Introduction
You may sense it each time you scroll a car-listing site: the market feels busier, yet oddly more cautious. Interest-rate relief is nudging buyers back into showrooms, but fuel prices and electricity anxiety keep value at the centre of every deal. FindMy has compared its own search analytics with the latest public figures to trace where South Africa’s passenger-car market is heading in 2025.
Economic context
The South African Reserve Bank’s May cut took the repo rate to 7.25%, its lowest in two years. Consumer inflation slipped below 3%, sparking renewed curiosity among first-time buyers. Yet household budgets remain under strain after 18 months of rolling blackouts and employment uncertainty, creating a market that prizes predictable running costs over prestige.
Momentum in 2025
Data reveals a steady climb in used car sales even before the rate cut. In March, transactions totalled R12.48 billion, up 10.9 % year on year. April slipped slightly to R12.06 billion yet still beat 2024 by 3%. May then surprised analysts with R13.65 billion, a jump of 21.1% on the prior year, suggesting pent-up demand once financing eased.

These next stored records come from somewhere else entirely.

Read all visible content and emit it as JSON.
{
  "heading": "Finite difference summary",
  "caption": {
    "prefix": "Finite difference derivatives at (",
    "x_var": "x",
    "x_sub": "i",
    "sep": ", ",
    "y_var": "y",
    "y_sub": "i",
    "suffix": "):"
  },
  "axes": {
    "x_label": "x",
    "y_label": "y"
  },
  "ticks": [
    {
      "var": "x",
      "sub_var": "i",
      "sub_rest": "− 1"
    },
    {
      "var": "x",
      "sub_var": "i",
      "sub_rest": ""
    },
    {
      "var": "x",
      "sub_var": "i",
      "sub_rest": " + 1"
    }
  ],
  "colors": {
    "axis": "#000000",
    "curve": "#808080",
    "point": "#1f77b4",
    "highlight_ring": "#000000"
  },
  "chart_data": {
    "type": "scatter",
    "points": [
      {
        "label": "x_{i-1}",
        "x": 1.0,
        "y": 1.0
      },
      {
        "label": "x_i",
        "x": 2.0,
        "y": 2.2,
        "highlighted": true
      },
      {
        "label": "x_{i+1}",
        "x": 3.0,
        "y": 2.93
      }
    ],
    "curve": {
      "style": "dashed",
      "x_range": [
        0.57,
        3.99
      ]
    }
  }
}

FindMy’s own platform mirrors the curve: buyer enquiries rose 28% between February and May, while dealer uploads climbed 17%. The synchrony hints at genuine market momentum rather than mere seasonal noise.
Price and affordability
Average ticket prices followed a gentle upward slope: R417 688 in March, R420 771 in April and R423 900 in May by preliminary estimates. Buyers appear willing to stretch budgets if total cost of ownership stays in check. That same calculus explains why eight-year-old double-cab bakkies remain hot: they promise durability without the insurance shock of a new SUV.
Powertrain shift
Electrification is no longer a side note. Industry reports show new-energy-vehicle sales skyrocketing 92% year on year, with hybrids accounting for most volume thanks to price and charging concerns. Battery-electric cars still average above R1 million, but online curiosity is growing fast; FindMy search data place “EV under R600k” among the top five rising terms of Q2.
Dealer dynamics
Stock is moving briskly. The industry’s top three sellers, Ford Ranger, Toyota Hilux and Volkswagen Polo leave forecourts in roughly 30-35 days. Gauteng accounts for 56% of transactions, dwarfing the Western Cape’s 19%. Dealers report tighter gross margins, yet the faster rotation offsets some pressure. Meanwhile, FindMy’s advertising dashboard shows a 42% rise in paid listings as retailers chase digital eye-balls rather than roadside foot traffic.
Outlook
You should expect a two-speed market through summer. Interest-rate cuts will keep bargain hunters active, but fuel-cost jitters may restrain big-engine sales. If the Reserve Bank delivers a further 25bps trim in September, FindMy projects total cars for sale turnover could breach R150 billion for 2025, eclipsing last year by 14%.
Dealers who price realistically and embrace hybrid stock are poised to benefit most.
Conclusion
2025 is shaping into a year of cautious optimism. You can feel relief in the numbers: lower rates, higher turnover, rising electrified options. Yet the emotional undercurrent is still concerning; buyers want certainty, not flash. For market players, the lesson is clear. Offer value, embrace digital channels and stay alert to rapid shifts in technology. Do that, and you will ride this evolving wave rather than watch it recede from the showroom floor.